One-way Analysis of Variance (ANOVA) was used to check the differences in plant leaf stoichiometry (leaf–TOC, leaf–TN, leaf–TP, leaf C: N, leaf N: P, and leaf C: P), soil stoichiometry (SOC, TN, TP, soil C: N, soil N: P, and soil C: P), soil microbial biomass stoichiometry (MBC, MBN, and MBC: MBN), and enzyme acquisition activities stoichiometry (activities of αG, βG, βDC, βX, NAG, LAP, and P, enzyme C: N, enzyme N: P, and enzyme C: P) at different plant species levels and PFGs levels, respectively, using the IBM–SPSS v. 25.0. Fisher’s least significant difference (LSD) test to compare the mean values for all univariate analysis. The results of one-way ANOVA were visualized by Origin Pro v. 2018 (Origin Pro for Windows, v. 2018, Origin Lab Corporation, Northampton, MA, USA).

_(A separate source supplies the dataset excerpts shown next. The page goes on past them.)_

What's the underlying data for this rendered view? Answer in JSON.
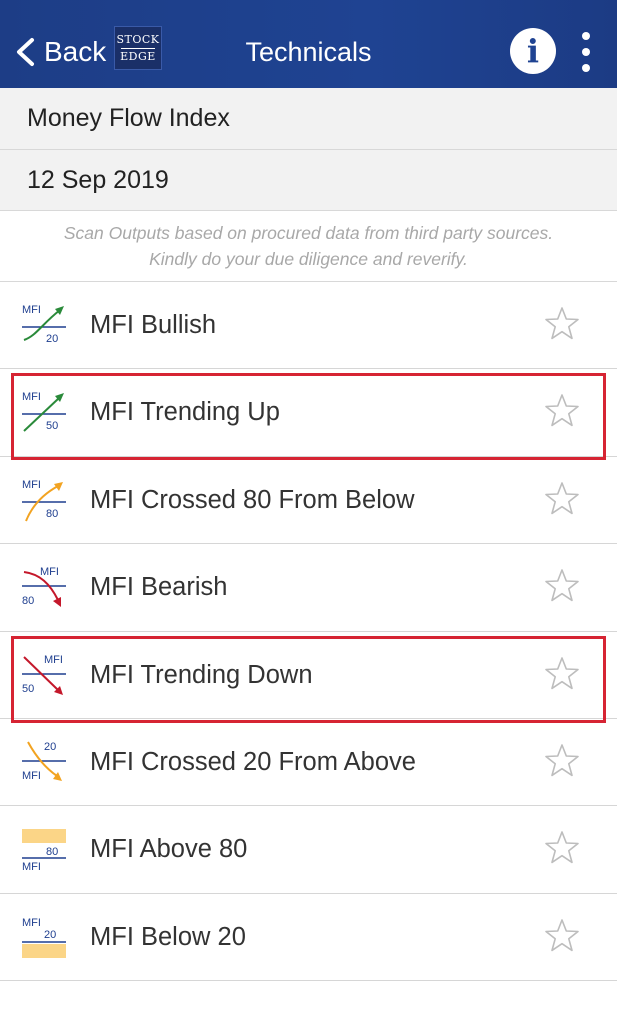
{
  "navbar": {
    "back_label": "Back",
    "logo_line1": "STOCK",
    "logo_line2": "EDGE",
    "title": "Technicals",
    "info_label": "i",
    "background_color": "#1f4392"
  },
  "indicator_header": "Money Flow Index",
  "date_header": "12 Sep 2019",
  "disclaimer": {
    "line1": "Scan Outputs based on procured data from third party sources.",
    "line2": "Kindly do your due diligence and reverify."
  },
  "scans": [
    {
      "label": "MFI Bullish",
      "icon": "mfi-bullish-icon",
      "icon_top": "MFI",
      "icon_bottom": "20",
      "highlighted": false
    },
    {
      "label": "MFI Trending Up",
      "icon": "mfi-trending-up-icon",
      "icon_top": "MFI",
      "icon_bottom": "50",
      "highlighted": true
    },
    {
      "label": "MFI Crossed 80 From Below",
      "icon": "mfi-crossed-80-from-below-icon",
      "icon_top": "MFI",
      "icon_bottom": "80",
      "highlighted": false
    },
    {
      "label": "MFI Bearish",
      "icon": "mfi-bearish-icon",
      "icon_top": "MFI",
      "icon_bottom": "80",
      "highlighted": false
    },
    {
      "label": "MFI Trending Down",
      "icon": "mfi-trending-down-icon",
      "icon_top": "MFI",
      "icon_bottom": "50",
      "highlighted": true
    },
    {
      "label": "MFI Crossed 20 From Above",
      "icon": "mfi-crossed-20-from-above-icon",
      "icon_top": "20",
      "icon_bottom": "MFI",
      "highlighted": false
    },
    {
      "label": "MFI Above 80",
      "icon": "mfi-above-80-icon",
      "icon_top": "80",
      "icon_bottom": "MFI",
      "highlighted": false
    },
    {
      "label": "MFI Below 20",
      "icon": "mfi-below-20-icon",
      "icon_top": "MFI",
      "icon_bottom": "20",
      "highlighted": false
    }
  ],
  "colors": {
    "bullish_green": "#2a8a3a",
    "crossing_orange": "#f2a321",
    "bearish_red": "#c4182b",
    "zone_yellow": "#fbd587",
    "label_blue": "#1f3f8f",
    "highlight_red": "#d62433",
    "star_gray": "#bdbdbd"
  }
}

To assess the relationships between consumer stoichiometry (plant leaf C: N: P) and their resource stoichiometry (i.e. soil C: N: P, MBC: MBN, and enzyme C: N: P) of the riparian zones in Hulunbuir steppe, a regression analysis was calculated in R. To adhere to the conventions of stoichiometric analysis and to normalize variance because of the data of enzymes stoichiometry has been natural-log transformed, other stoichiometric data were also natural-log transformed before performing the regression analysis (Sterner &Elser 2002). The results of regression analysis were visualized using R: ‘ggplot2’ package. Furthermore, the homeostatic index (H) with the corresponding r2 between consumer stoichiometry and resource stoichiometry was calculated by the nonlinear equation y = cx1/H as Bell et al. (2014) described using Origin Pro v. 2018. In this equation, y represents consumer, and x represents resources (Sterner &Elser 2002). H > 1 indicates a lower change in consumer stoichiometry than in resource stoichiometry, which implies there is homeostatic. However, H ≤ 1 indicates non-homeostatic relationships among consumer and resource stoichiometry because there are consistent changes or higher changes in consumer stoichiometry comparing with resource stoichiometry (Bell et al. 2014, Cleveland &Liptzin 2007, Sterner &Elser 2002). Through assessing the homeostasis relationship, we can indirectly evaluate the nutrients limitation among plant, soil, and microorganisms (Sperfeld et al. 2017).